06 March 2007

One-off purchases

Leasing changes the traditional approach to Divisional support for individual purchases of equipment.

In the past when staff have requested a non-standard item (especially computers) in place of the Divisional issue, they contribute the difference in the cost between the standard issue and their preferred configuration. We have then purchased the item as a one-off and spilt the cost across the IT Loan and their nominated cost centre.

With leasing this becomes more complicated. We lease in batches rather than individually for a number of reasons including for convenience of tracking, and we don’t want to take lease payments for an individual item out of two cost centres every three months for the three-year life of the item. Our preferred option is for people wanting non-standard issue items in the future to purchase or lease the item with full payment coming from their cost centre.

2006 IT Loan

The Division has extended its last IT Loan.

Financial Services Executive Director agreed that the Division could extend its 2006 Infrastructure Fund loan (the IT Loan) to 31 March 2007. Commitments against the loan to 28 February 2007 now equal the amount of the loan. No further commitments will be made. Further approved equipment purchases and leases will be funded from the Division’s 2007 budget.

Projects still outstanding for which allowances have been made in the 2007 budget are:

  1. New and replacement desktop, portable and server computers (mainly leased);
  2. Media Facilities refurbishment (completion);
  3. Multimedia Showcase of Student Work; and
  4. Autocue

Colour Printing

The change to colour printing offers its own challenges.

At its meeting of 17 November, 2006, Executive noted the TSU Report which proposed the introduction of colour multifunction devices (MFDs) in each of the Division’s buildings as replacements for large format printers that were end-of-life. The TSU Report noted that:

“The challenge is in containing the printing costs. Black prints cost around 1 cent per impression, colour around 10 cents. This ‘click charge’ covers the toner and maintenance of the machine, so apart from the cost of the MFD and the paper, this is all that is paid for keeping the devices printing over their five-year expected lifecycle. As a comparison, desktop colour laser printers like the HP 2800 series cost 18 cents + per impression for toner and drum costs alone, with any maintenance paid for separately in addition to the consumables. Paper cost is extra but then all devices use the same paper so the cost is the same no matter what printer is used.

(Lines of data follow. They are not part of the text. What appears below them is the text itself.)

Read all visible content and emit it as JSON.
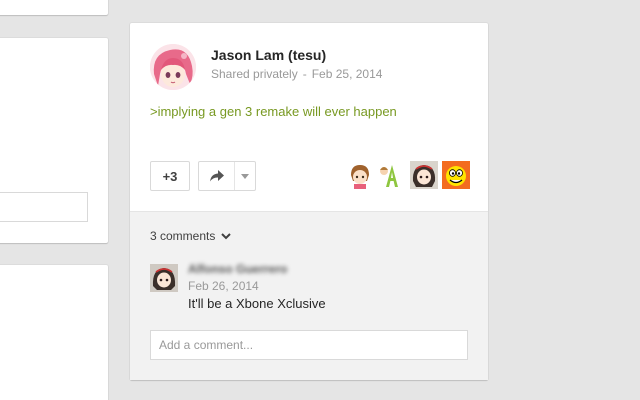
{
  "post": {
    "author_name": "Jason Lam (tesu)",
    "visibility": "Shared privately",
    "separator": "-",
    "date": "Feb 25, 2014",
    "text": ">implying a gen 3 remake will ever happen",
    "text_color": "#789922",
    "plus_count": "+3"
  },
  "comments": {
    "count_label": "3 comments",
    "items": [
      {
        "author": "Alfonso Guerrero",
        "date": "Feb 26, 2014",
        "text": "It'll be a Xbone Xclusive"
      }
    ],
    "input_placeholder": "Add a comment..."
  },
  "icons": {
    "share": "share-arrow-icon",
    "dropdown": "caret-down-icon",
    "expand": "chevron-down-icon"
  },
  "colors": {
    "background": "#e5e5e5",
    "card": "#ffffff",
    "comments_bg": "#f2f2f2"
  }
}
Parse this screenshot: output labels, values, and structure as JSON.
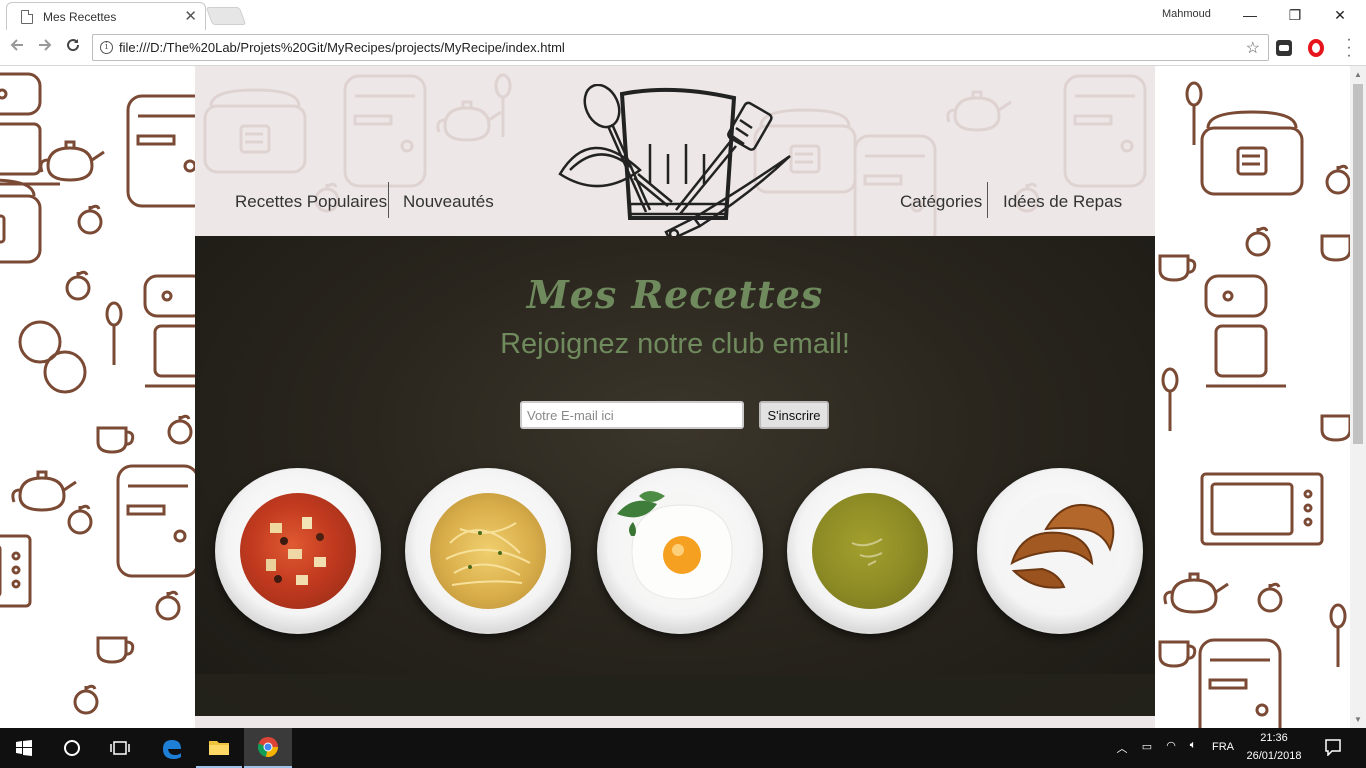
{
  "browser": {
    "tab_title": "Mes Recettes",
    "tab_close": "✕",
    "profile_name": "Mahmoud",
    "url": "file:///D:/The%20Lab/Projets%20Git/MyRecipes/projects/MyRecipe/index.html",
    "window_buttons": [
      "—",
      "❐",
      "✕"
    ]
  },
  "page": {
    "nav_left": [
      "Recettes Populaires",
      "Nouveautés"
    ],
    "nav_right": [
      "Catégories",
      "Idées de Repas"
    ],
    "hero_title": "Mes Recettes",
    "hero_subtitle": "Rejoignez notre club email!",
    "email_placeholder": "Votre E-mail ici",
    "subscribe_label": "S'inscrire",
    "plates": [
      {
        "name": "soup-tomato",
        "color": "#b8321f"
      },
      {
        "name": "spaghetti",
        "color": "#d8b35a"
      },
      {
        "name": "fried-egg",
        "color": "#f5f5f0"
      },
      {
        "name": "pea-soup",
        "color": "#8c8a24"
      },
      {
        "name": "croissants",
        "color": "#a55a24"
      }
    ],
    "accent_color": "#6f8a5c",
    "pattern_color": "#7a4a35"
  },
  "taskbar": {
    "language": "FRA",
    "time": "21:36",
    "date": "26/01/2018"
  }
}
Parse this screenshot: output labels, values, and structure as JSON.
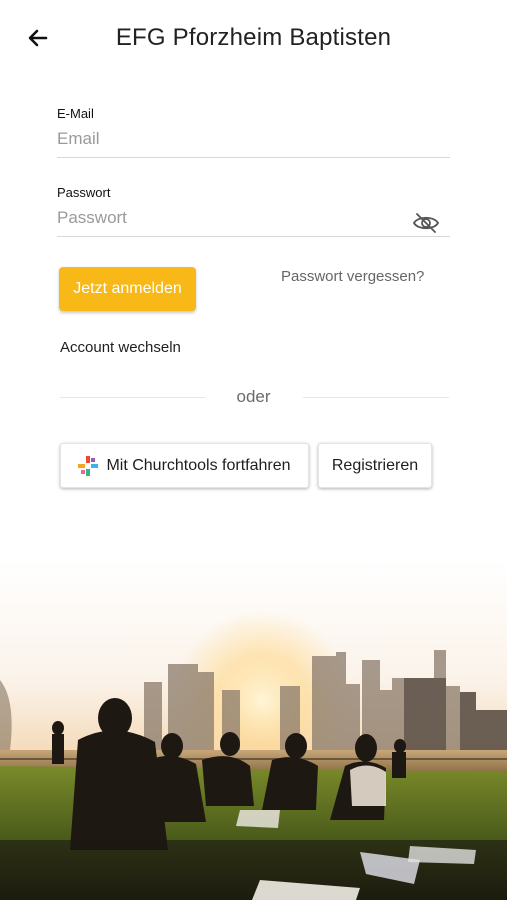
{
  "header": {
    "title": "EFG Pforzheim Baptisten",
    "back_icon": "arrow-left-icon"
  },
  "form": {
    "email": {
      "label": "E-Mail",
      "placeholder": "Email",
      "value": ""
    },
    "password": {
      "label": "Passwort",
      "placeholder": "Passwort",
      "value": "",
      "visibility_icon": "eye-off-icon"
    }
  },
  "actions": {
    "login_label": "Jetzt anmelden",
    "forgot_label": "Passwort vergessen?",
    "switch_account_label": "Account wechseln",
    "divider_label": "oder",
    "churchtools_label": "Mit Churchtools fortfahren",
    "churchtools_icon": "churchtools-logo-icon",
    "register_label": "Registrieren"
  },
  "colors": {
    "accent": "#f8b817",
    "text": "#1f1f1f",
    "muted": "#6a6a6a"
  },
  "hero": {
    "description_icon": "city-skyline-picnic-image"
  }
}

The devices can be configured to limit the access users have to colour printing: each user can have unlimited, quota-limited or no access to colour printing (but can still print in black). Printing can be monitored by individual user so costs can be managed.

It is proposed that access to printing in colour be restricted to certain individuals in each building. Staff wishing to print in colour would need to send the jobs through these people, with Schools deciding if there needs to be any further approval process (say the permission of the Head of School) before the job was done.

The TSU will monitor usage (and cost) and provide a report to Executive each month for noting: any cause for concern in terms of printing cost could then be identified quickly. If the cost of colour printing did become an issue, policy and restrictions could be tightened up further.” TSU Report 14 November 2006

The MFDs were recommended for purchase by the IT& I Committee, and with the approval of Executive and the PVC were funded from the 2006 IT Loan. The devices were installed in 9C24, 20C13, 5B60, and 1C146 in February 2007, administration staff in each building were identified as approved users of the printers (allowed to print in colour), and staff were notified on 2 March 2007 of the arrangements for use. Training by Canon and the TSU on the more advanced features of the devices is being offered during the week of March 12-16.

PC users can print to the devices in black, but for Macintosh users the system is complicated and unwieldy. Printing in black to the colour MFDs is more expensive that printing to the existing black MFDs (1 cent per impression for the colour MFDs as opposed to .9 of a cent for the older ones). We are therefore encouraging staff to print to the older devices, using the newer ones for fail over when the older ones are unavailable for any reason.

In line with Executive approval all colour printing and copying is being sent through administration staff. This is not a long-term solution as administration staff are busy and the additional load of controlling the colour printing is inefficient and time consuming. In the longer term the MFDs can be set up to provide all staff with an ID and pass code. A quota can be set and reports generated showing who printed what. Such reports could be used to charge Cost Centres for the usage. The reports would need some manual administrative work to calculate totals to be charged to each Cost Centre.

The report for printing to the devices for the first month (until 28 February 2006) follows.


Impressions Total Black Total Colour
20C13

9,244

8,553

691

9C24

535

466

69

5B60

858

581

277

1C146

1,199

614

585

Monthly Stats

Stats to the end of February show no great surprises: tracking other years as expected, with rising demand and responses as semester begins.

I’m also trying to track the number of staff (and staff-like entities: those people the TSU supply staff services to), but the data is unreliable at the moment. We are looking at making this more reliable as time goes by, but we don’t have direct access to the authoritative source for the data (Alesco) and have to relay on ICT Services’ scripts which for some reason include and exclude people apparently at random each day. For what it’s worth on 31 January 2007 the figure was 491, on 28 February it was 458, 5 March it was 435 and 6 March 524.